McDonald’s Drops Angus Burger as Customers Favor Dollar Menu

Say goodbye to the Angus Third Pound burger.

McDonald’s Corp. is dropping the $4 sandwich from its U.S. lineup as its hard-hit customers throng to the company’s Dollar Menu. New items are being added, Danya Proud, a company spokeswoman, said in an e-mail. She declined to be specific.

The world’s largest restaurant company has been advertising its Dollar Menu to draw cash-strapped Americans as it struggles to turn around same-store sales. In the past year, the chain, with about 14,100 domestic locations, has also focused on adding healthier options to its menu. Last month, it introduced an egg-white breakfast sandwich with 250 calories.

“If the Angus burger were selling well, I think it would still be on the menu,” said Darren Tristano, executive vice president at Technomic Inc., a consulting firm based in Chicago.

Burgers from specialty chains such as Five Guys Burgers and Fries and Smashburger “are more flavorful and more cravable” than the Angus burger, Tristano said by telephone. “It also has the internal competition with the Big Mac and the Quarter Pounder, which have a loyal following.”

Smashburger, based in Denver, sells burgers for $5.99. Some have fancier toppings, such as truffle mayonnaise and aged Swiss cheese. Five Guys, which is based in Lorton, Virginia, and has more than 1,000 locations, sells hamburgers and hotdogs.
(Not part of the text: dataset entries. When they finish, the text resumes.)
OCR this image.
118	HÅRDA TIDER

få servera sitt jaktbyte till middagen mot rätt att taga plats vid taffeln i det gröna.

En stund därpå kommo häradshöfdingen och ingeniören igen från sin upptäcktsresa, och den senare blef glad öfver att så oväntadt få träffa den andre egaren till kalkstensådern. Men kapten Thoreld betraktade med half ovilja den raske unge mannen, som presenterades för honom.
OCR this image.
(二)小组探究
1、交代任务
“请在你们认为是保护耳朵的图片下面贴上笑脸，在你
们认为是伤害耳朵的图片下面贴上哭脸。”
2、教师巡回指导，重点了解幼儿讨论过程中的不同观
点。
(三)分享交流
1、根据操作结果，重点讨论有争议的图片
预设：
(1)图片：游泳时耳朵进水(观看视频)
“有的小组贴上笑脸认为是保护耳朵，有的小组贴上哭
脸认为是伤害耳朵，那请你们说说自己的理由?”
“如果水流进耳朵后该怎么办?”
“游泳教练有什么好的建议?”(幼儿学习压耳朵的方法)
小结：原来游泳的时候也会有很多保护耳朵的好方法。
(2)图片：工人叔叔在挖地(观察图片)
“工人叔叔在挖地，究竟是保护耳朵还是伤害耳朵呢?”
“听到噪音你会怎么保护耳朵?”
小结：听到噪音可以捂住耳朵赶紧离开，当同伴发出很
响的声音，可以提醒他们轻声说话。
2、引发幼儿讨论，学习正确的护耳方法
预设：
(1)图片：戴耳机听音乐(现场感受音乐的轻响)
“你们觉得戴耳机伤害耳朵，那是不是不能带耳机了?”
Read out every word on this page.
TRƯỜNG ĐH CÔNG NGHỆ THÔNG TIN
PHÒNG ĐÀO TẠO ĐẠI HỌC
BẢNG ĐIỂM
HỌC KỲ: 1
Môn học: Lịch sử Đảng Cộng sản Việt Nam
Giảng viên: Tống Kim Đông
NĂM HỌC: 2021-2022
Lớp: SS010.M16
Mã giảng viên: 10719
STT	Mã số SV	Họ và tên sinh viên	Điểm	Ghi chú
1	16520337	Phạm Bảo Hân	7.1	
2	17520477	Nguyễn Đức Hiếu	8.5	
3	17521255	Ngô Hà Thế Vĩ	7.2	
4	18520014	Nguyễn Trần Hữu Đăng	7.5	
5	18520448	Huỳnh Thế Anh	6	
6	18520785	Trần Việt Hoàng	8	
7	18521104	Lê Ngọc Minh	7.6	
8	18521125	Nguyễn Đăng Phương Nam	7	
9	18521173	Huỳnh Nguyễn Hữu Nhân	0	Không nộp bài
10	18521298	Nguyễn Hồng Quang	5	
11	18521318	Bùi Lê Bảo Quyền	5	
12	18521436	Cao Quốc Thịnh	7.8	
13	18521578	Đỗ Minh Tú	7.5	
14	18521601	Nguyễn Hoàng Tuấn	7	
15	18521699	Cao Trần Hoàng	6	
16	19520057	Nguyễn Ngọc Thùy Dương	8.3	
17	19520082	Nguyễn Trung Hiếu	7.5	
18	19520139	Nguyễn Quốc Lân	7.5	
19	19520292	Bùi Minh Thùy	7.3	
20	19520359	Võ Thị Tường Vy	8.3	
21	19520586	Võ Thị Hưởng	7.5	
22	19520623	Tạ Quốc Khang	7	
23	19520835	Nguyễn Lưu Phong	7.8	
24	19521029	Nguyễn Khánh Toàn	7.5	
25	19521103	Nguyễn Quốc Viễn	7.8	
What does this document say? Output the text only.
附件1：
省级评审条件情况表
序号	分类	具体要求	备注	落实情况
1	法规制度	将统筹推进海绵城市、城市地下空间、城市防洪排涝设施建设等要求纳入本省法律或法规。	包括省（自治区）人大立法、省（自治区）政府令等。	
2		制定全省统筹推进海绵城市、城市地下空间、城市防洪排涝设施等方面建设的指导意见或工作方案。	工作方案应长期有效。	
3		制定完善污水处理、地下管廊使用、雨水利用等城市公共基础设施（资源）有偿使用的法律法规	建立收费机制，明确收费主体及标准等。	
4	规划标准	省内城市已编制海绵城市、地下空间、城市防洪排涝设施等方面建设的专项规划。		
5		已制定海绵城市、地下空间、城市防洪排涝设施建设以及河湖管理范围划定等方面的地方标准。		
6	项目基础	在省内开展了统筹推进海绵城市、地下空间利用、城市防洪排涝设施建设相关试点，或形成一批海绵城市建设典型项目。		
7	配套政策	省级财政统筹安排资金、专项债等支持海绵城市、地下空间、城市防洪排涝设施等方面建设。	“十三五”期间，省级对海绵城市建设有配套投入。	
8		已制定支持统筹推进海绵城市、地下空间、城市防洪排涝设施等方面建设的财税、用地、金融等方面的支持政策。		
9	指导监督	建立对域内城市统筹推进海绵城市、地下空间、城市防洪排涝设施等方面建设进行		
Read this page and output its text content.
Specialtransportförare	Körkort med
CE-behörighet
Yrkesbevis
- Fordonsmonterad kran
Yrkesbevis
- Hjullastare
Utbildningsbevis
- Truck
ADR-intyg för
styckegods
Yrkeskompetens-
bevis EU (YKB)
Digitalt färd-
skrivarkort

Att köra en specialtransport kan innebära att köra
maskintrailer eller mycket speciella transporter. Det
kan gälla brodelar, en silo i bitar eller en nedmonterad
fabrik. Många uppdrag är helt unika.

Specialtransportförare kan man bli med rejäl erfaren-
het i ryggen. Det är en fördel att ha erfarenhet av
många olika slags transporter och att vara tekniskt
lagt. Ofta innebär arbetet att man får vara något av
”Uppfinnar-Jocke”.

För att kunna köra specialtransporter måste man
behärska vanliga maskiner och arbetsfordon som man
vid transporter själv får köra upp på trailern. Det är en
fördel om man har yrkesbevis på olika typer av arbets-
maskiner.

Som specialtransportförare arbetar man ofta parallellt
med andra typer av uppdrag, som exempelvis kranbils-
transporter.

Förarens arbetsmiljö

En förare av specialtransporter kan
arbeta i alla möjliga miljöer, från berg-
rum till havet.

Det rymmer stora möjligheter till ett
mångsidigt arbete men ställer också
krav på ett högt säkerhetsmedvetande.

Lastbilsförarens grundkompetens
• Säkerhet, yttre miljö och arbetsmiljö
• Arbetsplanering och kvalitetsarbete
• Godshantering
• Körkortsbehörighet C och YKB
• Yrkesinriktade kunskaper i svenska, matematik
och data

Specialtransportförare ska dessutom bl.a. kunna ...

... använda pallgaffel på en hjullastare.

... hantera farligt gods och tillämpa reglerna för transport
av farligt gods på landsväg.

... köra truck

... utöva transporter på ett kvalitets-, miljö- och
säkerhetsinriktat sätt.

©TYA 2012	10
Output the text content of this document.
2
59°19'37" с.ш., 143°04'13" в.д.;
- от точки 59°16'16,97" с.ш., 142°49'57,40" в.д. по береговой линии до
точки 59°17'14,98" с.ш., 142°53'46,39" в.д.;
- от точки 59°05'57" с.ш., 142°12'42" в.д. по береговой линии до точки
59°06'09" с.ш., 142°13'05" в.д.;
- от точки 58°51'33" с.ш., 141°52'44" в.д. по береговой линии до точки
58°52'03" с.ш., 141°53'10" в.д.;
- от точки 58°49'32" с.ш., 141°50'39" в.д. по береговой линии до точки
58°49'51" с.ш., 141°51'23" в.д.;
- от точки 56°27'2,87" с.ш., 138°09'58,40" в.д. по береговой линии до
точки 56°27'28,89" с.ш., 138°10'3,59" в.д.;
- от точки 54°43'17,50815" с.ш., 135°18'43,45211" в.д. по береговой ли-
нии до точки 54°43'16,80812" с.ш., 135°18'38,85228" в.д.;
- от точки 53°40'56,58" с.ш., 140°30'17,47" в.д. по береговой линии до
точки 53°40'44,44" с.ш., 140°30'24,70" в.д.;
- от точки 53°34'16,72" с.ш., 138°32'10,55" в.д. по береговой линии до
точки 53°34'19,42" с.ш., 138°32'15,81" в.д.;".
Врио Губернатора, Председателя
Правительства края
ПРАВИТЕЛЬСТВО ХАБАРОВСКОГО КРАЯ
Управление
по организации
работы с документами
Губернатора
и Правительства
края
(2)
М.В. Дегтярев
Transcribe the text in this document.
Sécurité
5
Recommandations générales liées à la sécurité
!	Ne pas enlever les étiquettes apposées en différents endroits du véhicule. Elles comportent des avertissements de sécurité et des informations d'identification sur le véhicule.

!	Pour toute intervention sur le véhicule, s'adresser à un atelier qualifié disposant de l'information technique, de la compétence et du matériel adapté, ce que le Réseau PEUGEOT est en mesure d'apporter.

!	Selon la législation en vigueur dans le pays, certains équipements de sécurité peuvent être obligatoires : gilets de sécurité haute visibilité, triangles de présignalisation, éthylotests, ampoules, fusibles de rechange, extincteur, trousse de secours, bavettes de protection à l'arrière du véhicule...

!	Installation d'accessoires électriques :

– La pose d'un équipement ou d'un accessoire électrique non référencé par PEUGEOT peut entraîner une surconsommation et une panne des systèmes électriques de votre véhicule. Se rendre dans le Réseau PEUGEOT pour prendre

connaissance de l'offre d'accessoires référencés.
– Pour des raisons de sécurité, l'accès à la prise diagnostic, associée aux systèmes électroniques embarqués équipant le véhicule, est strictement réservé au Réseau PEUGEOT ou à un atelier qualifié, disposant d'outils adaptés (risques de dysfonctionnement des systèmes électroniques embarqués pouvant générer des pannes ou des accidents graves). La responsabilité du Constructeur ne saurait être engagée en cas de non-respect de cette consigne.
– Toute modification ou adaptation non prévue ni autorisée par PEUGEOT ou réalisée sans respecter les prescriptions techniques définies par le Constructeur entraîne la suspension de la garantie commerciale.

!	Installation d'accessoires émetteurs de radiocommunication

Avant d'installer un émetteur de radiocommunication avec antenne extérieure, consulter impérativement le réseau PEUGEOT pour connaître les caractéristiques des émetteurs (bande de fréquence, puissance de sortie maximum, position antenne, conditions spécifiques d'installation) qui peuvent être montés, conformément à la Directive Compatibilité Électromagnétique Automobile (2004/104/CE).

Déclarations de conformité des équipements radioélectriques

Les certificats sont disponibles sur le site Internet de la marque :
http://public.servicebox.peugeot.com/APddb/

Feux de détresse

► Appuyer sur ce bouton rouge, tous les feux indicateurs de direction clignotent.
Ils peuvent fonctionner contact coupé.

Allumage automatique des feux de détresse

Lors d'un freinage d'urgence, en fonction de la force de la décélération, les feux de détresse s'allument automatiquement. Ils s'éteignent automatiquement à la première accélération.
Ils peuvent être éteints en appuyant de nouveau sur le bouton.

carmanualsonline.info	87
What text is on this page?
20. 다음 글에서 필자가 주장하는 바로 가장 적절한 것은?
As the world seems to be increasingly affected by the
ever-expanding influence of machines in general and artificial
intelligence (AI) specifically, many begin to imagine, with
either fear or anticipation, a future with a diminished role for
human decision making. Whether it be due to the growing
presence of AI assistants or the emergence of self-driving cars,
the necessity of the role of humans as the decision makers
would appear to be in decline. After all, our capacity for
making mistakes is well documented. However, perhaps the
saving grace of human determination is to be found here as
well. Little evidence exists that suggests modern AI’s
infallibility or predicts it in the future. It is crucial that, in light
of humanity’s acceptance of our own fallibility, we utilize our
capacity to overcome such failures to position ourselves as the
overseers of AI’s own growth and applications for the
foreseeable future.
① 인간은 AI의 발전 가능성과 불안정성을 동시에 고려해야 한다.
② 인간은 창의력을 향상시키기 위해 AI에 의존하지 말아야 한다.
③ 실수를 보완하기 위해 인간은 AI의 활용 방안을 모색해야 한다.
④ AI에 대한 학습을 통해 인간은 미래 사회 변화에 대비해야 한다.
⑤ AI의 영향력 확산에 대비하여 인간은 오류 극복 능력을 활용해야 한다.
One of its cheeseburgers packs 840 calories.

The Angus burgers “may still play a future role on our menu,” Proud said.

Same-Store Sales

The Big Mac seller said earlier this week that global same-store sales dropped 0.6 percent in April.

McDonald’s introduced the Angus third-pounder burgers in 2009, the same year that McCafe drinks were rolled out across the U.S. The bacon and cheese version has the most calories - -820 -- of any McDonald’s burger or sandwich. A Big Mac has 550 calories. Each Angus burger contains about 40 grams of fat.

McDonald’s rose 0.5 percent to $100.20 at the close in New York. The shares have advanced 14 percent this year, matching the gain for the Standard & Poor’s 500 Restaurants Index.